LaBonner knew they could not survive a concentrated attack. They had nowhere to run. Vance was down to his last two belts of ammo for the M60. Once the Spiders crested the slope, they would all die. Brewsley still carried his rocket launcher with the nuclear-tipped rocket. Vance followed LaBonner’s gaze and nodded that he understood what he was thinking. If they had missed their chance with the Kaiju, they could at least take out the Spiders. Dying for something was better than dying for nothing.
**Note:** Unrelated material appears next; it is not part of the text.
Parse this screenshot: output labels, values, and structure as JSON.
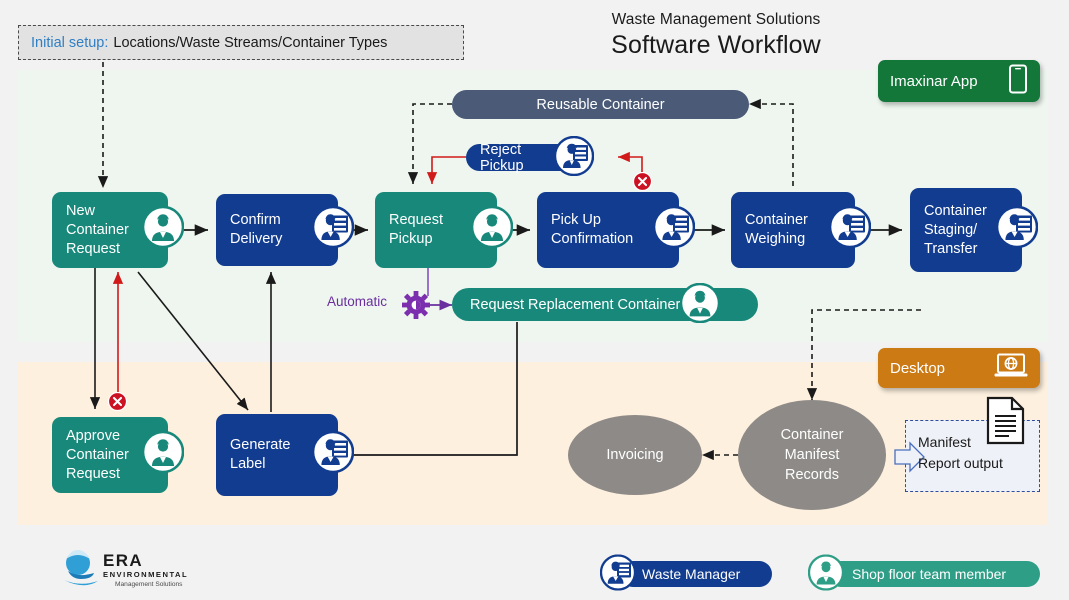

Before he could tell Brewsley to fire, a loud roar overhead drowned out his words. With a blast of air, the Blackhawk that had brought them swept over their heads and opened fire on the Spiders. The .50 caliber GAU-19 and twin 7.62mm M240 machineguns raked the creatures with a withering field of fire, killing three and confusing the rest. The pilot almost stood the chopper on its side, making a steep banking turn to bring the aircraft back around quickly for a second run. Laser beams danced across the sky. One struck the underbelly. The chopper shuddered in midair. Smoke billowed from the undercarriage.